Toutefois, cette recherche insiste sur l’ambivalence de cette dynamique. Si elle ouvre des perspectives de croissance et d’investissement, elle pourrait également reproduire des schémas historiques d’exploitation, où les ressources locales sont mobilisées principalement au profit des besoins européens. Les projets d’interconnexion énergétique et de production d’hydrogène vert illustrent cette tendance, avec des modèles souvent structurés autour de financements et d’intérêts externes.
La note d’analyse met en évidence plusieurs fragilités structurelles communes aux pays du Maghreb : gouvernance inégale, dépendance aux capitaux étrangers, faiblesse des chaînes de valeur locales et manque de stratégies industrielles intégrées. Ces limites réduisent la capacité des économies locales à capter les bénéfices de la transition énergétique et à en faire un véritable levier de développement.

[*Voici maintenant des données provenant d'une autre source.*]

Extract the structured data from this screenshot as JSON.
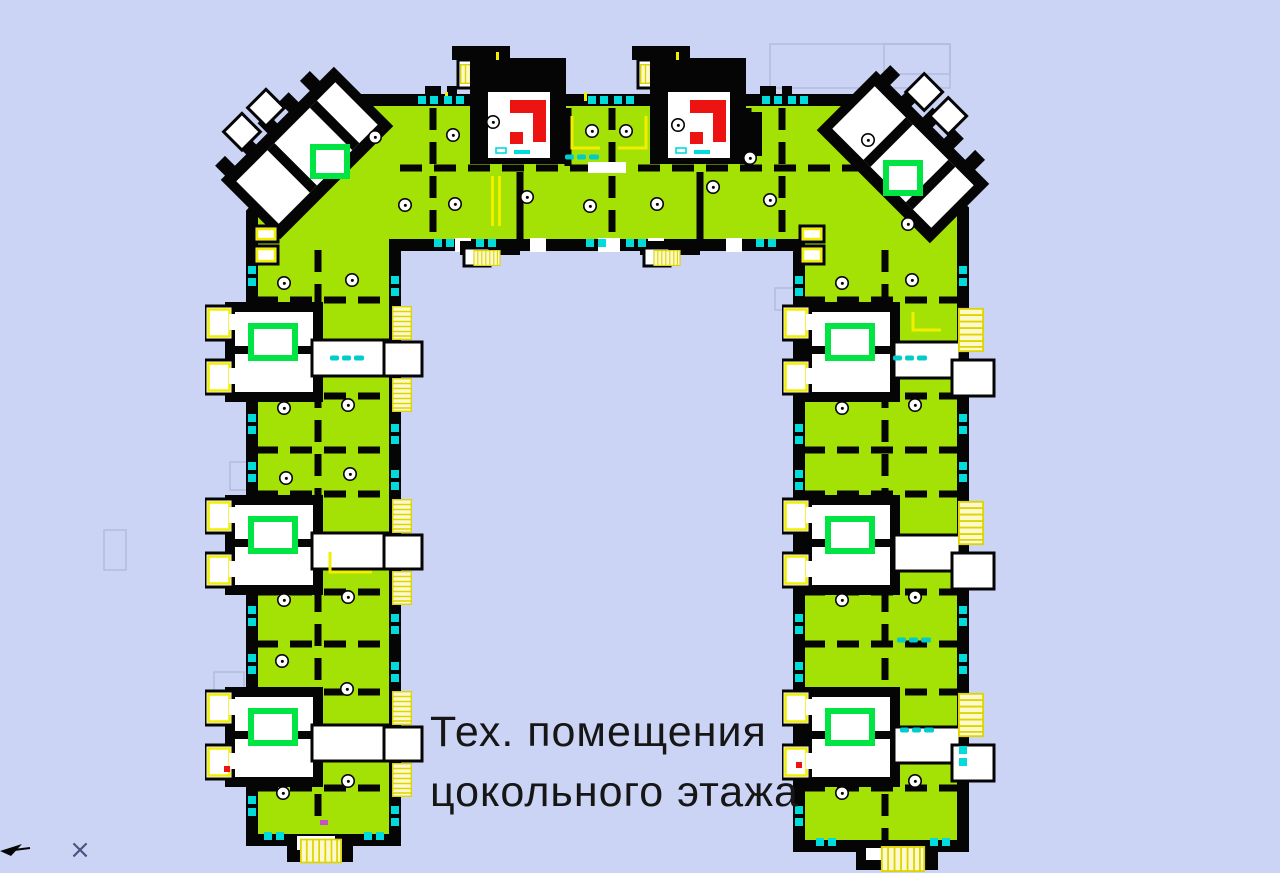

En outre, la recherche alerte sur les risques sociaux et territoriaux associés à ces projets, notamment en matière d’accès aux ressources, de redistribution des revenus et d’acceptabilité locale. Elle pose ainsi une question centrale : la transition verte dans le Maghreb est-elle réellement un vecteur de développement durable ou une nouvelle forme d’externalisation énergétique au profit de l’Europe ?
Dans ce cadre, la Tunisie apparaît, selon cette étude, comme particulièrement vulnérable. Moins avancée que ses voisins et confrontée à une crise économique persistante, elle dispose de marges de manœuvre limitées pour négocier des partenariats équilibrés. La note d’analyse suggère que le pays risque d’être intégré de manière passive dans ces projets, en tant que simple fournisseur d’énergie verte, sans réelle création de valeur locale.